En 2019, en France mais aussi ailleurs, les marches pour le climat prouvent à elles seules qu’une partie de la jeunesse est prête à s’engager. Sur quels sujets ? À quelles conditions ? Peut-on discerner ses combats ? En quoi diffèrent-ils de ceux d’hier ? De quoi cet engagement est-il le signe ? Voici le compte rendu de quelques intuitions.

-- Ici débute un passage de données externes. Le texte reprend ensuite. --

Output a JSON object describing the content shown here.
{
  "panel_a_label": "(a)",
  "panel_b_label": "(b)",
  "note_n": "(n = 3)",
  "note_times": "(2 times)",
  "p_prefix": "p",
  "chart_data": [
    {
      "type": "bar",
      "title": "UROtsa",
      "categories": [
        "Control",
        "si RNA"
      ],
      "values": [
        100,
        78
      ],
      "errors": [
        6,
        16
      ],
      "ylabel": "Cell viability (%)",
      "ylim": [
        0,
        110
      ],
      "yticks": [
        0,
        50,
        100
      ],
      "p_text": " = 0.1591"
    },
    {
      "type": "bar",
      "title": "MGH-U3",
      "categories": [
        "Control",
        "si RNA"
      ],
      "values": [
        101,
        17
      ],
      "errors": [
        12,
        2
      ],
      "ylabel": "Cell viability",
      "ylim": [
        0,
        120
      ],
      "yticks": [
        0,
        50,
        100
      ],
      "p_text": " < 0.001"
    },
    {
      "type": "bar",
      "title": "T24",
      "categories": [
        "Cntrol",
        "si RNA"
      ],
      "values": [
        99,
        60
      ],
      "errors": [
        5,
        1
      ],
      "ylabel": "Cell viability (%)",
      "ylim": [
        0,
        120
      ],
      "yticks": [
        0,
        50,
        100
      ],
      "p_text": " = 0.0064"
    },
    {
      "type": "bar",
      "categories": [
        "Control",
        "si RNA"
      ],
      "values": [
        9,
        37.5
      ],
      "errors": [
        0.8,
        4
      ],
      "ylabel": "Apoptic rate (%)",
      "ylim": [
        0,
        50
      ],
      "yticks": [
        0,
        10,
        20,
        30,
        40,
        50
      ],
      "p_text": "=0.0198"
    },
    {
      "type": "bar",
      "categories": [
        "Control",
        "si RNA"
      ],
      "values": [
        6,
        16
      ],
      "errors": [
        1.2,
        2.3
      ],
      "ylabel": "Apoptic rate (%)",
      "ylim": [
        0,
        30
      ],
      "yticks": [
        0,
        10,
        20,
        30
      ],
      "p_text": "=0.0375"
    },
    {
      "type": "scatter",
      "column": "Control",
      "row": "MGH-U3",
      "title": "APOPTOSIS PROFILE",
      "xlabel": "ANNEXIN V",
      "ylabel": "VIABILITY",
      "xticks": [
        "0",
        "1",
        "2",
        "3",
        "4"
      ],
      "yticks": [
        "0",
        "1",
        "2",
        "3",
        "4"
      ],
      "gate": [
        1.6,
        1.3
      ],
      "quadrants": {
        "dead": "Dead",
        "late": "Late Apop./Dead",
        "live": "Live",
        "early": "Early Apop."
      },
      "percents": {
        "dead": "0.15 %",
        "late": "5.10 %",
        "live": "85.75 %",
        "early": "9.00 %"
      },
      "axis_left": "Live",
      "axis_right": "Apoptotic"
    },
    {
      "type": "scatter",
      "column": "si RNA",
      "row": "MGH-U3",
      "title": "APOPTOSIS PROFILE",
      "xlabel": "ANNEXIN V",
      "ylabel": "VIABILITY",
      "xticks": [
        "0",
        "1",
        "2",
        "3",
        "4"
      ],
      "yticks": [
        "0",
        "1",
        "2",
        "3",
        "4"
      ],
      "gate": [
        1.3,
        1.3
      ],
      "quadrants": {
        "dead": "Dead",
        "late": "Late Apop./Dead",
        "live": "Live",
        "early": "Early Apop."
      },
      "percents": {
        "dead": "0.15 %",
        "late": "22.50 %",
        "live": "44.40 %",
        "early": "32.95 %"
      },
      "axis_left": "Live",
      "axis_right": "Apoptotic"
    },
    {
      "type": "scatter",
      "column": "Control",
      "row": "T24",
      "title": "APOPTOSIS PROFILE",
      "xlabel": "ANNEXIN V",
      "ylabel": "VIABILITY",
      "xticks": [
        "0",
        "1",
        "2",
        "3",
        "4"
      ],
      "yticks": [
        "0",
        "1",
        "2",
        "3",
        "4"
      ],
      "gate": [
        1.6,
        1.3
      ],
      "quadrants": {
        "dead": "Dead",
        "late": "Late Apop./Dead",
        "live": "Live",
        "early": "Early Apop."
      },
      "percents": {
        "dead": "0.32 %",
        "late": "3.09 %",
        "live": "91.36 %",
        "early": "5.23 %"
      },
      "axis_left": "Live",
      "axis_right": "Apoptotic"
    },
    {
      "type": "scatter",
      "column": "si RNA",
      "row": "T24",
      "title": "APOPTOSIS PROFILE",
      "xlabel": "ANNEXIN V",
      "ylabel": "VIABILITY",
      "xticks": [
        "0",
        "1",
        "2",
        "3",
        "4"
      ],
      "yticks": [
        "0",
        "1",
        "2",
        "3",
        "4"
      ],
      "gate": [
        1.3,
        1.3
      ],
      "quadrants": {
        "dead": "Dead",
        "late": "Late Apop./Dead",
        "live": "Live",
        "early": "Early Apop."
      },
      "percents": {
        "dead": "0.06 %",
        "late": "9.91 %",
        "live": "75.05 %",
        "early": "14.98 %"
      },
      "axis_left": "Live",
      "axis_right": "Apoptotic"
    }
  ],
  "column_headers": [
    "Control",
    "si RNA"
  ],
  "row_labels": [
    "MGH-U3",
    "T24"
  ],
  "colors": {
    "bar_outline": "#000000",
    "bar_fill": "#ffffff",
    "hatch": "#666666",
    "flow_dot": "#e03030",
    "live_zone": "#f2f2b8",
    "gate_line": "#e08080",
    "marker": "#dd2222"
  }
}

Grenade ou flash-ball ? Les médecins ne savent pas dire ce qui a conduit Flora*, 20 ans, à perdre un œil ce jour-là, aux abords de la place de l’Étoile, devant l’ambassade du Qatar, en ce quatrième samedi de manifestation des Gilets Jaunes. “Les caméras de M6 ont filmé la scène”, explique son petit ami au téléphone, mais les images sont floues, saturées de gaz lacrymo, tandis que le couple venu manifester se remet à peine du choc et ne sait pas dire ce qui s’est vraiment passé. Flash-back : samedi 8 décembre 2018, Flora et Max* participent à leur première manif. Lui étudie les sciences politiques, elle est en fac de lettres. Ils se sont rencontrés sur les bancs de l’école, à Amiens. Ils habitent ensemble depuis un an. Ils discutent souvent politique, engagement. Max a convaincu Flora de le suivre à Paris : taxe sur le diesel, cinq euros de moins sur leurs APL, augmentation de la CSG qui a touché leurs grands-parents, urgence écologique, signature du pacte de Marrakech qu’ils désapprouvent… Le tout a servi de cocktail à leur ras-le-bol ; il était temps de quitter les réseaux sociaux pour faire acte de présence “en vrai” et contre l’appel au calme du gouvernement que l’on sentait, pour la première fois de sa jeune histoire, débordé de toutes parts, désemparé face à la colère de la rue. “Il fallait absolument rétablir l’ordre, constate Max, mais quand les flics tirent sur les manifestants…” Le couple se dit pacifiste et déplore que la police ait décidé de charger dans tous les sens, plutôt que de cibler les casseurs distinctement regroupés de l’autre côté de la place. À l’heure où ces lignes sont écrites, Flora n’est pas en mesure de parler. Elle a perdu un œil, a le nez cassé et plusieurs fractures au visage… Celle qui postait du Socrate sur sa page Facebook a payé cher pour ses idées.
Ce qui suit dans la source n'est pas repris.